Presumptive Republican presidential nominee Mitt Romney called the slayings "a senseless act of violence and a tragedy that should never befall any house of worship."
And from the White House, President Barack Obama said the United States had been "enriched" by Sikhs, "who are a part of our broader American family."
"My administration will provide whatever support is necessary to the officials who are responding to this tragic shooting and moving forward with an investigation," he said.
The Sikh religion originated in northern India around 1500 and has about 25 million followers.
The United States is home to about 700,000 Sikhs, nearly all of Indian origin. The men are easily identifiable by their beards and turbans, a tradition that's lasted for 500 years.
But the attire and appearance have also meant that they are often mistaken for Muslims and are targets of anti-Islamic attacks from those who seek to avenge the September 11 attacks.
The first person murdered in retaliation for the 9/11 attacks was a Sikh -- Balbir Singh Sodhi, a gas station owner in Mesa, Arizona.
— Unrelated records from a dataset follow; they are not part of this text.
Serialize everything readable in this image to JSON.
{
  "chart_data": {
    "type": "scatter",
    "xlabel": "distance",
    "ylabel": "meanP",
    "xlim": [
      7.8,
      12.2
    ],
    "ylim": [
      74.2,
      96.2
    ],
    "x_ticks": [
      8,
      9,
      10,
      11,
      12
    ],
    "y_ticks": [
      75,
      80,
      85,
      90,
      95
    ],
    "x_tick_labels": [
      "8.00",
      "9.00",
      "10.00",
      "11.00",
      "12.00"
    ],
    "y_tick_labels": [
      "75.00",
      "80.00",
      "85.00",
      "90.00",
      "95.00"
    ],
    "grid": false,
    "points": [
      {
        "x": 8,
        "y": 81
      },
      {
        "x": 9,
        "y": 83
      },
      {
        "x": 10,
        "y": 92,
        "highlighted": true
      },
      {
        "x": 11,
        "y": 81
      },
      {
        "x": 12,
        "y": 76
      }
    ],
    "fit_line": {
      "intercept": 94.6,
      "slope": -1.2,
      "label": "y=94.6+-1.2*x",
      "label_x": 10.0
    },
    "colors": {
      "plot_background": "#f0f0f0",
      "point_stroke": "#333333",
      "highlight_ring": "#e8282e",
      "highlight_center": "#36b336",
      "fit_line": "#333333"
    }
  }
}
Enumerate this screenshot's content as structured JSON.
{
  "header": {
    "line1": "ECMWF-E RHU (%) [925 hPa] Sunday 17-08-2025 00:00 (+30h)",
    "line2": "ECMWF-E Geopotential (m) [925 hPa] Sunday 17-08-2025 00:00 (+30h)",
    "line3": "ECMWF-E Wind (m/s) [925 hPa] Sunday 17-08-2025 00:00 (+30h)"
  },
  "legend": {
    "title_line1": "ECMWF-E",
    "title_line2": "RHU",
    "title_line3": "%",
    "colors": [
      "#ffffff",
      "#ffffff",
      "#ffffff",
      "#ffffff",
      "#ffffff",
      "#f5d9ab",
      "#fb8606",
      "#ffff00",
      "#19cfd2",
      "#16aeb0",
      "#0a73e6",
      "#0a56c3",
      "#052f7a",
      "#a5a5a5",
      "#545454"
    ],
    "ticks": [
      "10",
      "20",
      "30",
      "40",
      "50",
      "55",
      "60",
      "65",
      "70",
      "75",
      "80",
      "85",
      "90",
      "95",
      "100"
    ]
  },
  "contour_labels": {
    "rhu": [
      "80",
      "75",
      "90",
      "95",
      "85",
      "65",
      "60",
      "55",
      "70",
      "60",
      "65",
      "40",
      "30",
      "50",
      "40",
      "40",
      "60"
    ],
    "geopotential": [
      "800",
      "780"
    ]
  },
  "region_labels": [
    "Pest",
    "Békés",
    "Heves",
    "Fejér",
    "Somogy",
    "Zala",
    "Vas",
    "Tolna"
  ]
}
He was shot five times by aircraft mechanic Frank Roque on September 15, 2001.
In the intervening years, the Sikh Coalition, a New York-based advocacy group, reported more than 700 attacks or bias-related incidents.
Indiana Gov. Mitch Daniels issued the following statement regarding Sunday's shootings:
“Any attack of such brutality angers and saddens us, but the murders in Milwaukee yesterday were especially heartbreaking and ironic. I have long known many members of Indiana’s Sikh community; I have attended services at their temple. They are among the most productive and communitarian of all our citizens and theirs is a faith of gentleness and toleration. I know the hearts of Hoosiers are with those directly harmed and with their Sikh brethren here among us, for whose daily practice of loyal citizenship we are deeply grateful.”